The first half of the series follows the adventures of Vash and company as they attempt to do good and right wrongs. In the first few episodes, Vash comes off as a dolt, but later episodes begin to reveal a deeper side to his character. The story begins in earnest with "Diablo", which along with "Rem Saverem" and the entire last disk must not be missed if you want the series to make sense.
The music is good, especially the opening and closing pieces. Animation and art are topnotch with truly excellent character and mecha designs. Each disc includes a character art slideshow, and some discs come with a chromium card insert. There are three episodes per disc, except for the first and last, which have four.
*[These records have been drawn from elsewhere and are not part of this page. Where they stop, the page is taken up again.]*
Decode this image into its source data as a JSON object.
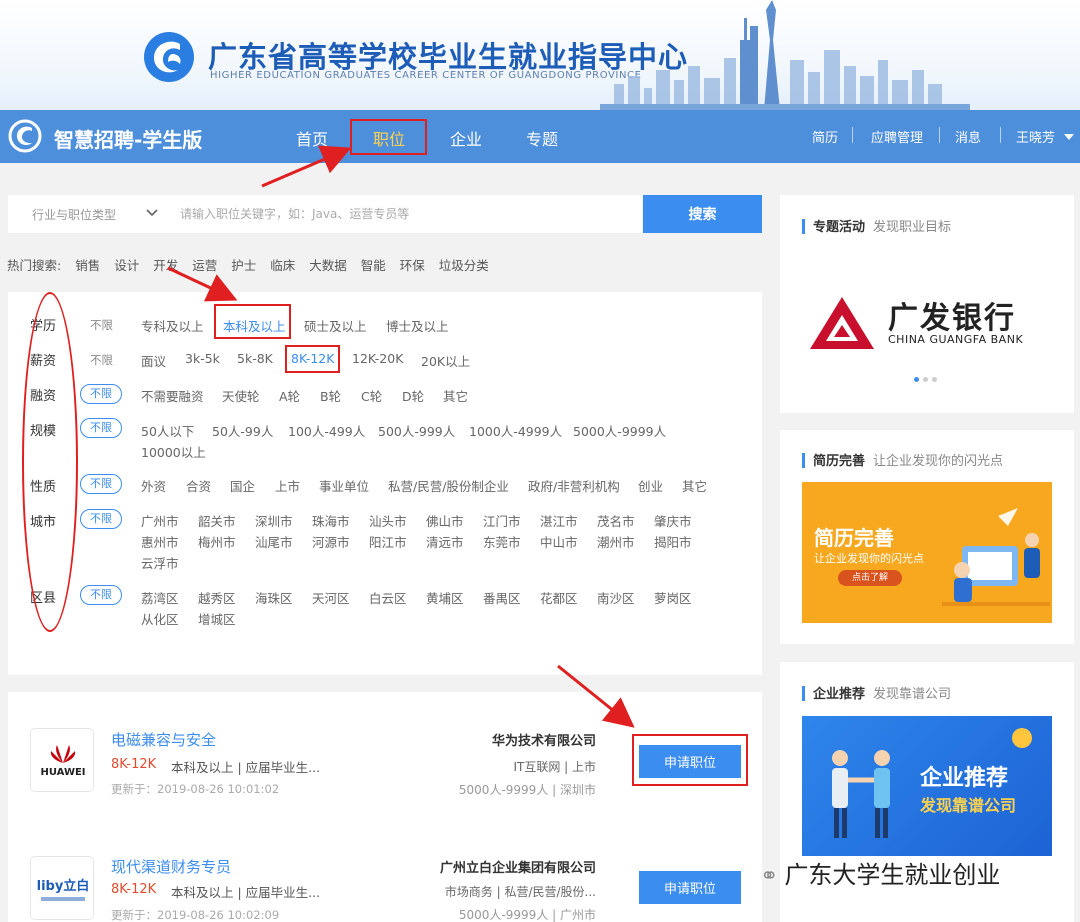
{
  "banner": {
    "title": "广东省高等学校毕业生就业指导中心",
    "subtitle": "HIGHER EDUCATION GRADUATES CAREER CENTER OF GUANGDONG PROVINCE"
  },
  "nav": {
    "brand": "智慧招聘-学生版",
    "tabs": [
      {
        "label": "首页"
      },
      {
        "label": "职位",
        "active": true
      },
      {
        "label": "企业"
      },
      {
        "label": "专题"
      }
    ],
    "right": [
      "简历",
      "应聘管理",
      "消息",
      "王晓芳"
    ]
  },
  "search": {
    "type_label": "行业与职位类型",
    "placeholder": "请输入职位关键字，如：Java、运营专员等",
    "button": "搜索"
  },
  "hot": {
    "label": "热门搜索:",
    "items": [
      "销售",
      "设计",
      "开发",
      "运营",
      "护士",
      "临床",
      "大数据",
      "智能",
      "环保",
      "垃圾分类"
    ]
  },
  "filters": {
    "education": {
      "label": "学历",
      "any": "不限",
      "options": [
        "专科及以上",
        "本科及以上",
        "硕士及以上",
        "博士及以上"
      ],
      "selected": "本科及以上"
    },
    "salary": {
      "label": "薪资",
      "any": "不限",
      "options": [
        "面议",
        "3k-5k",
        "5k-8K",
        "8K-12K",
        "12K-20K",
        "20K以上"
      ],
      "selected": "8K-12K"
    },
    "funding": {
      "label": "融资",
      "any": "不限",
      "options": [
        "不需要融资",
        "天使轮",
        "A轮",
        "B轮",
        "C轮",
        "D轮",
        "其它"
      ]
    },
    "scale": {
      "label": "规模",
      "any": "不限",
      "options": [
        "50人以下",
        "50人-99人",
        "100人-499人",
        "500人-999人",
        "1000人-4999人",
        "5000人-9999人",
        "10000以上"
      ]
    },
    "nature": {
      "label": "性质",
      "any": "不限",
      "options": [
        "外资",
        "合资",
        "国企",
        "上市",
        "事业单位",
        "私营/民营/股份制企业",
        "政府/非营利机构",
        "创业",
        "其它"
      ]
    },
    "city": {
      "label": "城市",
      "any": "不限",
      "options": [
        "广州市",
        "韶关市",
        "深圳市",
        "珠海市",
        "汕头市",
        "佛山市",
        "江门市",
        "湛江市",
        "茂名市",
        "肇庆市",
        "惠州市",
        "梅州市",
        "汕尾市",
        "河源市",
        "阳江市",
        "清远市",
        "东莞市",
        "中山市",
        "潮州市",
        "揭阳市",
        "云浮市"
      ]
    },
    "district": {
      "label": "区县",
      "any": "不限",
      "options": [
        "荔湾区",
        "越秀区",
        "海珠区",
        "天河区",
        "白云区",
        "黄埔区",
        "番禺区",
        "花都区",
        "南沙区",
        "萝岗区",
        "从化区",
        "增城区"
      ]
    }
  },
  "jobs": [
    {
      "title": "电磁兼容与安全",
      "salary": "8K-12K",
      "meta": "本科及以上 | 应届毕业生...",
      "date": "更新于：2019-08-26 10:01:02",
      "company": "华为技术有限公司",
      "industry": "IT互联网 | 上市",
      "size": "5000人-9999人 | 深圳市",
      "logo_text": "HUAWEI",
      "apply": "申请职位"
    },
    {
      "title": "现代渠道财务专员",
      "salary": "8K-12K",
      "meta": "本科及以上 | 应届毕业生...",
      "date": "更新于：2019-08-26 10:02:09",
      "company": "广州立白企业集团有限公司",
      "industry": "市场商务 | 私营/民营/股份...",
      "size": "5000人-9999人 | 广州市",
      "logo_text": "liby立白",
      "apply": "申请职位"
    }
  ],
  "sidebar": {
    "topic": {
      "head": "专题活动",
      "sub": "发现职业目标",
      "bank_cn": "广发银行",
      "bank_en": "CHINA GUANGFA BANK"
    },
    "resume": {
      "head": "简历完善",
      "sub": "让企业发现你的闪光点",
      "banner_title": "简历完善",
      "banner_sub": "让企业发现你的闪光点",
      "banner_btn": "点击了解"
    },
    "company": {
      "head": "企业推荐",
      "sub": "发现靠谱公司",
      "banner_title": "企业推荐",
      "banner_sub": "发现靠谱公司"
    }
  },
  "watermark": "广东大学生就业创业",
  "colors": {
    "nav": "#4e8fdc",
    "accent": "#3c8df0",
    "salary": "#e34a2e",
    "annotation": "#e02020"
  }
}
There's a nice boxed set available, which will give you a slight discount over purchasing each disc separately.
The series should have a broad appeal, as it caters to action fans, drama fans, and comedy fans. While some may find the rapid switch from comedy to drama to action to comedy disorienting, it's what makes the series unique. Despite the impression you might get from the first disc, there is a deeper theme to the series, as Vash must come to grips with what he and Knives are, and he must discover if redemption is truly possible. I highly recommend the series to anyone who likes anime.